Oh it feels chilly here right now. “Here” being buried under the covers in what used to be Simon’s room at “Ashridge” in beautiful Devon. Bea is happily playing with some toys in a cot set up against the wall, though she insisted on sleeping in bed with me last night. I wasn’t expecting hot but it’s certainly not even feeling vaguely warm here right now. I’ve already congratulated myself on lugging Sam’s wellies and rain gear all the way over to England even though the amount of baggage I had to carry was ludicrous, he’s already been gallivanting up on the rainy, muddy moors with the parents and dog.
The journey over was very long, tiring and stressful. It started badly when I dropped my laptop bag in the unlit airport car park and my poor brand new computer crashed down onto concrete. She now has a dented corner and looking at it I think I’m lucky the screen didn’t break, but thankfully is otherwise okay.
Then, at check in my one bag, jammed packed for the three of us, was over the weight limit and $150 extra was demanded to carry it. I ended up checking the stroller in as cargo and stuffing the bag around the stroller with the surplus weight to avoid the fee. This later had me at London Gatwick baggage claim even more frazzled and scrabbling around on the floor repacking all the astray items so I could use the stroller again, while Sam ran around and tried to climb onto the conveyor belts.
I was so glad to see my Dad striding across Reading train station to find us yesterday morning as by that time I had had enough of dragging two kids and all our luggage across the pond on my own. Really though I couldn’t have wished for better travelling children though as both Sam and Bea were absolute angels on the trip.
Bea was a complete messy state when I handed her over to Dad, all covered in baby goo, but she was still a delight. She seemed to find it as difficult to sleep in my arms on the plane as I did while having to hold her but she maintained her good humour and was a darling for the entire flight. She grinned and raspberried her way across the Atlantic.
Sam was pretty perfect too, a little more of a terror to keep by my side in busy airport lounges and train stations but other than a natural need to be energetic in a confined space he was really well behaved. Big thumbs up to the purchase of the CARES harness which kept him strapped in and safe in his seat for the flight. Having him understand that he had to stay buckled up just like when he’s in the car was priceless and made the flight much more bearable. He only managed to wriggle away and run off through the curtain and into business class once.
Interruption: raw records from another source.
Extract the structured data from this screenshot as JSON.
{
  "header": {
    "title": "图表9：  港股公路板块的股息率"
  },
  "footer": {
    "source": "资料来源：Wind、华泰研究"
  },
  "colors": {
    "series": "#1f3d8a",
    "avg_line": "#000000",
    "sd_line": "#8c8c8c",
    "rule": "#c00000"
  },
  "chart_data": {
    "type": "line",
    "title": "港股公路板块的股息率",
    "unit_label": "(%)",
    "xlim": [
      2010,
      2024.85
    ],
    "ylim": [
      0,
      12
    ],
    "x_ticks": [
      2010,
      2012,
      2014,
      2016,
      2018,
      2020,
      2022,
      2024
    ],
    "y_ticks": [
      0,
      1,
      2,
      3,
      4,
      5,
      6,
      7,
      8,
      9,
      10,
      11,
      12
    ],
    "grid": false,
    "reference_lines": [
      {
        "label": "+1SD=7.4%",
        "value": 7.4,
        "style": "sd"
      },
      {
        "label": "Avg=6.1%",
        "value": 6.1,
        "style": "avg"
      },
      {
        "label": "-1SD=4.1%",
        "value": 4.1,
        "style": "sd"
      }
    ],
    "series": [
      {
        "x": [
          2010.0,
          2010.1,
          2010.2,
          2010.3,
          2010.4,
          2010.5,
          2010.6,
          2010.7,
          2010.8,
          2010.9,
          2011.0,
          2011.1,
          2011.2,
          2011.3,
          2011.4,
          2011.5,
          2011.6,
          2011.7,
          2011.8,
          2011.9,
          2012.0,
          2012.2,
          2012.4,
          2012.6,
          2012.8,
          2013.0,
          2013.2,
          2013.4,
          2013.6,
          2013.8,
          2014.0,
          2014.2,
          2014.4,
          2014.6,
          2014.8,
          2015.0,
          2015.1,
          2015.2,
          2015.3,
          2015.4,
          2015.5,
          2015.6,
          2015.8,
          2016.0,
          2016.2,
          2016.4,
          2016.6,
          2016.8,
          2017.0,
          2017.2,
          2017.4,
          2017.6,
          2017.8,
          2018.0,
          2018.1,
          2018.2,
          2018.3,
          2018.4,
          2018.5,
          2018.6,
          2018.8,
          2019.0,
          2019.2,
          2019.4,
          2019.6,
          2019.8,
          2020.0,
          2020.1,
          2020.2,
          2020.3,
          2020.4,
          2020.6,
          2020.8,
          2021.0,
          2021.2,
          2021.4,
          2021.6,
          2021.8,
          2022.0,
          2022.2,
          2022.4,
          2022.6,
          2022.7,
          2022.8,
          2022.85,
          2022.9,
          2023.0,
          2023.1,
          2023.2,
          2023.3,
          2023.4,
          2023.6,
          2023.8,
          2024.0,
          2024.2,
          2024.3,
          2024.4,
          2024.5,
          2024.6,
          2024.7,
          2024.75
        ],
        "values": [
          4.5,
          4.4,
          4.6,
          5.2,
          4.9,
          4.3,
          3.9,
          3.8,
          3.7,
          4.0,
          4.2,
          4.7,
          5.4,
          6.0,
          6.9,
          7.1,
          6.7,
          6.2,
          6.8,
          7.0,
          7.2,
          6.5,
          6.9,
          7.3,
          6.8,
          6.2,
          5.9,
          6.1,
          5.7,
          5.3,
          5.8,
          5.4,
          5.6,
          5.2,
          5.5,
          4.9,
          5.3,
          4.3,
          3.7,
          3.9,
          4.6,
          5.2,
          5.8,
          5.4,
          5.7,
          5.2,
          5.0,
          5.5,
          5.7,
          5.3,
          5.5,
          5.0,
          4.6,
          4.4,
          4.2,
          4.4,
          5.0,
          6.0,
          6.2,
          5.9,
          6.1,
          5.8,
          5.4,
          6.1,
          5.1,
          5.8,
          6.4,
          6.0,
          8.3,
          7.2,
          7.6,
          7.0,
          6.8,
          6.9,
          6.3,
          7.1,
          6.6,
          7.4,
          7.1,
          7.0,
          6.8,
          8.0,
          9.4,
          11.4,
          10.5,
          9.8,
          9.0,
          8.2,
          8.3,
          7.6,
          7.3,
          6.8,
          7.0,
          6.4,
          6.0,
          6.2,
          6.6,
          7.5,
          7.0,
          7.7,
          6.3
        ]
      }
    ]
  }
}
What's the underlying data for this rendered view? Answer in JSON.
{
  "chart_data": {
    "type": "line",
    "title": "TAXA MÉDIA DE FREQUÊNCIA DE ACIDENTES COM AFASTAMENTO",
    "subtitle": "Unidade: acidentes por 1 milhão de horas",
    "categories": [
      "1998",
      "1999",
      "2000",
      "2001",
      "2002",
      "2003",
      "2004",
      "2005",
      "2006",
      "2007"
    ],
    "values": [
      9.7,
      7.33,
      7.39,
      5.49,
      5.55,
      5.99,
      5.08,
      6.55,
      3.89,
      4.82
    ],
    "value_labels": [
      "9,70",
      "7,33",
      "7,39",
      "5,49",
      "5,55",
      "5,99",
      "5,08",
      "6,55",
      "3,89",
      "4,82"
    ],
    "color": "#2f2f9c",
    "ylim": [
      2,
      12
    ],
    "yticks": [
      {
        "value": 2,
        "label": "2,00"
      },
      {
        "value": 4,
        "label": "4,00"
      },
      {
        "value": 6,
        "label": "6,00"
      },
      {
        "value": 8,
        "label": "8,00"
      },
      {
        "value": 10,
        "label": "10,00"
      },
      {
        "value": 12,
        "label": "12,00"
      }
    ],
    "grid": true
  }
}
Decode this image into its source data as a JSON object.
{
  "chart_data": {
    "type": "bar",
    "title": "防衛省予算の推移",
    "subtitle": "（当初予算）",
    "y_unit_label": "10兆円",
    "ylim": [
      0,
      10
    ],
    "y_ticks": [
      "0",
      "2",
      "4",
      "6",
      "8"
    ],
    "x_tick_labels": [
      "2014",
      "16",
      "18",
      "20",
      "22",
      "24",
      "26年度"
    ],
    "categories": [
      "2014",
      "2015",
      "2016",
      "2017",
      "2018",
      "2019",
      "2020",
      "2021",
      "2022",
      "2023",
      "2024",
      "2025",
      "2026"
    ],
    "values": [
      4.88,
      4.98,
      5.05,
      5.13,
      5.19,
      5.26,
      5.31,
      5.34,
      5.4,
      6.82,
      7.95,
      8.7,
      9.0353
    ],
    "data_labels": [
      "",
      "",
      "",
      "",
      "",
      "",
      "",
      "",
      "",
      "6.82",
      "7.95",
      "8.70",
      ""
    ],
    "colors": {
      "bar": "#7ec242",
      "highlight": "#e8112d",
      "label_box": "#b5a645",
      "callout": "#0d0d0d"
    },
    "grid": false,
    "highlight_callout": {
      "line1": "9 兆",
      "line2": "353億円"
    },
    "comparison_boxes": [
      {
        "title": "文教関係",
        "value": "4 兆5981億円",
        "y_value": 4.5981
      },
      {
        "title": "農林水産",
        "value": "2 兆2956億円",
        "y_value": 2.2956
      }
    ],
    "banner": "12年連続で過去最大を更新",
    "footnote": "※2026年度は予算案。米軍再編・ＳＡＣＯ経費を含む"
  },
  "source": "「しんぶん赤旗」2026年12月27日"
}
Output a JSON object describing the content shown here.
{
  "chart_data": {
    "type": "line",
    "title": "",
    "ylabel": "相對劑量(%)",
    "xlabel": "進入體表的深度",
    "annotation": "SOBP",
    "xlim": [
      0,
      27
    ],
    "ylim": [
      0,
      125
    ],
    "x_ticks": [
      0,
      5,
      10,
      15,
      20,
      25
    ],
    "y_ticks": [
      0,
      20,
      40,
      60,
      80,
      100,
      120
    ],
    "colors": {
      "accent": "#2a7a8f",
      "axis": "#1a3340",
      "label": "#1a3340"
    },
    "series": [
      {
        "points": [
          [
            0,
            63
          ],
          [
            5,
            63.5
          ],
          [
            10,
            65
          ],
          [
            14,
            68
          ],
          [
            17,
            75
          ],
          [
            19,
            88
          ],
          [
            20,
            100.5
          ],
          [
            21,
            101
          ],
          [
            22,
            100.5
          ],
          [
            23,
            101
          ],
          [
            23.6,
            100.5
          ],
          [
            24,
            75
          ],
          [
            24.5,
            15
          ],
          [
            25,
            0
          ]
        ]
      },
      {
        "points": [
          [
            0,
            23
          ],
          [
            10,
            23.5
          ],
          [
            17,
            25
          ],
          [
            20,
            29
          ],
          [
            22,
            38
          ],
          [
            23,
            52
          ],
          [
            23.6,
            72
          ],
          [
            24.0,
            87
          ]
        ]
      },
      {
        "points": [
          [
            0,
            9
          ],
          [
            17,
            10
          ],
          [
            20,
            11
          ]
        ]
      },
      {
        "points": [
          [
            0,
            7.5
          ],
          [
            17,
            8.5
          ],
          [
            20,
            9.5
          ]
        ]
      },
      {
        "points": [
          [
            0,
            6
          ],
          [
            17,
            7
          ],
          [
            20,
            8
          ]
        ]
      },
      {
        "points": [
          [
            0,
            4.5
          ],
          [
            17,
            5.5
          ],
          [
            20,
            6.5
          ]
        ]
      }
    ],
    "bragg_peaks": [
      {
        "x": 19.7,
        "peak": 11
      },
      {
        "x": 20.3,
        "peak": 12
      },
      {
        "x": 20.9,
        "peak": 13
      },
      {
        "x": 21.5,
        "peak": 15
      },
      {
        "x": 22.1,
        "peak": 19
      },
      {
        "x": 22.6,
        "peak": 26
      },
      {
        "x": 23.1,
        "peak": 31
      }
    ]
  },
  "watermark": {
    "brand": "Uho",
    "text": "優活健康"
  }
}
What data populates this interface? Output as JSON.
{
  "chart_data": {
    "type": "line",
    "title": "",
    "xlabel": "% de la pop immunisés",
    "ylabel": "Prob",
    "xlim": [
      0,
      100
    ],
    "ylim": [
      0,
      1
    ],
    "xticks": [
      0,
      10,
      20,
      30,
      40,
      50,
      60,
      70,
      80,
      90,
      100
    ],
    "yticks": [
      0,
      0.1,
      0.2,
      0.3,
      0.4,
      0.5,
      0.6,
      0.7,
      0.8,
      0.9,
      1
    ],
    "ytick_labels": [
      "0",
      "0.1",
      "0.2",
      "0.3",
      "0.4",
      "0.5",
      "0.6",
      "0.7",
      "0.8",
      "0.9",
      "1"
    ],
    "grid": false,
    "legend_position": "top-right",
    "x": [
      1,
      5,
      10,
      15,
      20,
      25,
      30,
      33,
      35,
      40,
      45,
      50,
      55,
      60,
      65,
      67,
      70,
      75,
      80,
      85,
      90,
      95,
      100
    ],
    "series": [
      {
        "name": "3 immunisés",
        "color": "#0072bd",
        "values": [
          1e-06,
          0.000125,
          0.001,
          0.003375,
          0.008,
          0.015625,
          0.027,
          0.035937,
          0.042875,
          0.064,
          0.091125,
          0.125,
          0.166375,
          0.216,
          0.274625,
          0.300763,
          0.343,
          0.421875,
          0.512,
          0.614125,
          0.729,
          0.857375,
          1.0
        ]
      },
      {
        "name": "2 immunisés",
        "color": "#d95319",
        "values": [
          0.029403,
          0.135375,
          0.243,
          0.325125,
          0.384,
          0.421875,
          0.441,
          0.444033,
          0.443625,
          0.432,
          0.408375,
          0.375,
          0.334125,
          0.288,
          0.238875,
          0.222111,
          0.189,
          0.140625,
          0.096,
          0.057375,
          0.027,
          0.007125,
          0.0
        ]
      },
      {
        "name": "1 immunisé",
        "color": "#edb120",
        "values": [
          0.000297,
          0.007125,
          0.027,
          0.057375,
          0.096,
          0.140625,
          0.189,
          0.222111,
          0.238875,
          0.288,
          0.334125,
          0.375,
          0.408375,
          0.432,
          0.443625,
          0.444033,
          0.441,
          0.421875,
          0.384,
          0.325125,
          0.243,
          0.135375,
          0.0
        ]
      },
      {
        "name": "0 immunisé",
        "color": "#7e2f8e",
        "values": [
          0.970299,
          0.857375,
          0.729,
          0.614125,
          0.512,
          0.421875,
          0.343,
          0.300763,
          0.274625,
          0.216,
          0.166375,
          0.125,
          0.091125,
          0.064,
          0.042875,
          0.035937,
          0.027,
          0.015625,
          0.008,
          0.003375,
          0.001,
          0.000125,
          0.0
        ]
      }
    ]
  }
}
Unfortunately I don’t suppose the passengers surrounding us would have given Sam such a glowing review. Once we were on the second leg of the journey, Cincinnati to London Gatwick, Sam devoured his kid’s meal and then settled down for some kip. He had been comfortably snoozing for some time when all of a sudden he started freaking out. He screamed, and cried, and thrashed around hysterically. He was howling and kicking out at the seat in front of him. I tried to comfort him but could get no response. Nothing that I did could get through to him. He was incoherent as to why he was upsetting, demanding Mummy hugs, but didn’t seem to be aware of my presence when I tried to give him some. I ended up just having to hold Bea out of his way and wait for him to calm down. Another time that I was grateful I had bought the harness else I think he may have hurt himself hurtling out of his seat.
I really believe he was fast asleep and having a night terror. Twice this happened. The second time I didn’t try to wake him up and he appeared to wake up himself moments after his hysterics quelled. He was disorientated for a second but then seeing the light glowing outside through the aircraft windows was immediately fresh faced and beaming, telling me “Morning Mummy! Sunny Day!” as if nothing had happened. He really had no recollection of being so apparently scared and violently thrashing about just moments before. He didn’t know what I was talking about when I asked him if he was okay and could he tell me why he was scared? He was very confused when the gentleman in front of us had words about him being naughty and kicking the seat during the flight. To Sam’s knowledge I’d only had to tell him not to disturb that guy once as we took our seats in Cincinnati, and he’d been a good boy and kept his feet to himself since. In my book he was a very good boy for the entire flight.
It took us some twentyone hours of travel to get to the grandparents house via two aeroplanes, a train and a car journey, and really I couldn’t be more proud of Sam and Bea. As we pulled into the “Ashridge” driveway Sam sweetly piped up from the backseat “I love you Grandad!” After hugs and cuddles with a waiting Nanna and Mollydog, he then took occupation of the conservatory floor and was soon immersed in playing with his cars and investigating all the toys left out for him. Took everything in his stride he did. Meanwhile I am still in recovery, have no idea what time or day it is and am ready for more sleep.